Thanks to what seems to me to be very arcane geographic restrictions, you may not be able to easily watch British Masters. But if you can, it’s an interesting watch, for a number of reasons.
I’ve been consuming art docos at a rate of knots lately (apologies for the mixed metaphor) – in preparation for some as yet loosely planned ideas for a new facet to Image Science we may run with later this year –and I’ve found most of them to be really badly made (like, I suppose, a lot af art itself!). Most are poorly researched, and superficial to the point of being painful.
However, one of the more interesting ones I have seen was the above mentioned British Masters (it was on iPlayer for a while and can be found in lovely high definition on various not so kochre TV download sites I believe).
The program has, with good reason, attracted quite some controversy – and some harsh reviews. It’s highly patriotic but it is also, despite its faults (as ever it’s just as much about the art expert as it is the artists, ultimately), does show some quite neglected and really quite excellent painting. The topic is very interesting even if the presentation is quite flawed (if slick).

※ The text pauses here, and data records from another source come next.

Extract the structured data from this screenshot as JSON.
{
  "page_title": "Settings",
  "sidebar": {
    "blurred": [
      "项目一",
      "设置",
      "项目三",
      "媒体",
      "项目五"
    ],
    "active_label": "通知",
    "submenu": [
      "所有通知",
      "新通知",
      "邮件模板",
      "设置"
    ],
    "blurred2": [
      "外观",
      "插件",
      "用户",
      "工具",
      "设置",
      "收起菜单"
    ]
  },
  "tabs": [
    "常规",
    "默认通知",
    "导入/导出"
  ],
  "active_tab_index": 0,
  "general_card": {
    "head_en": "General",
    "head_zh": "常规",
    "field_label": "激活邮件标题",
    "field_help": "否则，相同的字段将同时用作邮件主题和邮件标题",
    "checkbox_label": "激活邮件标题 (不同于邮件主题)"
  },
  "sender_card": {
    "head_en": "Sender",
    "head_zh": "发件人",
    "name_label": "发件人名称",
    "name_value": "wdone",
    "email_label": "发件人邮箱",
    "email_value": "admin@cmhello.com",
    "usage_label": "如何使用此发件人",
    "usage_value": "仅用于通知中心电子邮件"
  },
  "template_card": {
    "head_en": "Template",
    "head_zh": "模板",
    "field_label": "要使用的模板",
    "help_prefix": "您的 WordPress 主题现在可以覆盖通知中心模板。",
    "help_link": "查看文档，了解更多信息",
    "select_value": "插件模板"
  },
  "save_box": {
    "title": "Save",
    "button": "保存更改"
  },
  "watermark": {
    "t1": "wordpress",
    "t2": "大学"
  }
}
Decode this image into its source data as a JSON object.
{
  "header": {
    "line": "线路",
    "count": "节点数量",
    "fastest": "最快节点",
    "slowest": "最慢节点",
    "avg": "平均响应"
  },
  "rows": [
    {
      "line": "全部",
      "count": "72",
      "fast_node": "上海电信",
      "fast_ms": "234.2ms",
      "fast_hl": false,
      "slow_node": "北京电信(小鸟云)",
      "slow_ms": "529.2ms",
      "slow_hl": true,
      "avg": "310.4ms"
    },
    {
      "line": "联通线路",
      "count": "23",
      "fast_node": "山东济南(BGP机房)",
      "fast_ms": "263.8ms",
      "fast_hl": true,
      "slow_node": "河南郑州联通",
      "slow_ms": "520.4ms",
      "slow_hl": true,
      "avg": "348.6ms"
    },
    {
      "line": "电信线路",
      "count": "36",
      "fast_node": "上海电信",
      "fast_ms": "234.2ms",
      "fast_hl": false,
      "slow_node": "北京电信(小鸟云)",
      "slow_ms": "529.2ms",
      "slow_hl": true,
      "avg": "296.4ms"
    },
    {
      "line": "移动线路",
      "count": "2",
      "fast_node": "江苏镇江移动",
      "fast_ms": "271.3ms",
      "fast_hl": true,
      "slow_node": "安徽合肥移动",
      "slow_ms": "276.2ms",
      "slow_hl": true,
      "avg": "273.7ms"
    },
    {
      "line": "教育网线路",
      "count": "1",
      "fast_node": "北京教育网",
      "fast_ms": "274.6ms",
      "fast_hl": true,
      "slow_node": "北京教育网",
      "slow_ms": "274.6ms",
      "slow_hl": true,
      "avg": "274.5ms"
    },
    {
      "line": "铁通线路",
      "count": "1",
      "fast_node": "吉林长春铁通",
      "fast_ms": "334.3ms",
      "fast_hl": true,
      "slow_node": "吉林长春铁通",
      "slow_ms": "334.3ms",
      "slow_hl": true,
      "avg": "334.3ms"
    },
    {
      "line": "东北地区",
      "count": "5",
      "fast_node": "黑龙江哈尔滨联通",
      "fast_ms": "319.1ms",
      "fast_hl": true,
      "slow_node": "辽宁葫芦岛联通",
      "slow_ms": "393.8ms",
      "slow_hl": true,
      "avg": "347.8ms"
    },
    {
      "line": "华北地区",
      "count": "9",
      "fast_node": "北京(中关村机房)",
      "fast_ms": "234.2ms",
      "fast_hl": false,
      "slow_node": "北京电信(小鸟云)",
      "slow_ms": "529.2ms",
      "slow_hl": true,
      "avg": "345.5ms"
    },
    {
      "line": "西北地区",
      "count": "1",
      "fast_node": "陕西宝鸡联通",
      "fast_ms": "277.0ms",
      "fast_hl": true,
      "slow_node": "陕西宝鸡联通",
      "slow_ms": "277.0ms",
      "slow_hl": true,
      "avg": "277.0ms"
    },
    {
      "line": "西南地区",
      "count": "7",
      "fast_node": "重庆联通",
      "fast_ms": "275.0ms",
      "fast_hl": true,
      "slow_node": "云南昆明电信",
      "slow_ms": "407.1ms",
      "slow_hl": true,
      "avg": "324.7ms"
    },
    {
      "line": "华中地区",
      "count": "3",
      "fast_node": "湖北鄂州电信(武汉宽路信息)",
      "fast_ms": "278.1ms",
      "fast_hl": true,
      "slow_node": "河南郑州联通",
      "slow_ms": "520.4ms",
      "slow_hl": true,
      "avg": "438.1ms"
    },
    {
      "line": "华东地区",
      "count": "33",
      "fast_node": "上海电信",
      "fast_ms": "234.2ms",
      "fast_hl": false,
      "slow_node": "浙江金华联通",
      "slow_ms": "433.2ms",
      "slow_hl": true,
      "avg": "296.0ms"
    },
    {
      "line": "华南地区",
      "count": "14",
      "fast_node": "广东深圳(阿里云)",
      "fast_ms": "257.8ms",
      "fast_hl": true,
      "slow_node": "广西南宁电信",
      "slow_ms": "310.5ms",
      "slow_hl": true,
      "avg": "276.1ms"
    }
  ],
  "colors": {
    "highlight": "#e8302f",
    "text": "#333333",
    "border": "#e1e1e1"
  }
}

The English had a particularly fertile period in the arts during the two world war periods, particularly I think the first, and some of the art of this era is not very well known and is, in fact, particularly good. To a certain extent I agree with the presenter that while Cubism etc. was creating as many problems as it solved for artists in other countries, the English (and it’s really the English – Wales/Ireland/Scotland don’t really get a look in) – were able to modernise their painting in a very successful and less (to my eye) indulgent way.
My favourite artist covered was Paul Nash (I can’t find a really good link unfortunately) – he painted some great WW1 era images that would not look at all out of date coming out of our printer as a reproduction right now – indeed his style is, I would say, very much in vogue now which says a lot both about his art and current artistic efforts, I think!
There was also a fabulous photographic portrait of Paul Nash used in the doco – and one can’t help but look at it and wonder if portraiture has actually got any better for all the last 100 years! Beautifully lit, sharp, expressive – quite wonderful really. Unfortunately I can’t find a decent version of it online, so I suggest you seek out at least the first episode of ‘British Masters’ for a lazy Sunday afternoon’s watching.
Well worth the time! Hopefully ABC will pick it up.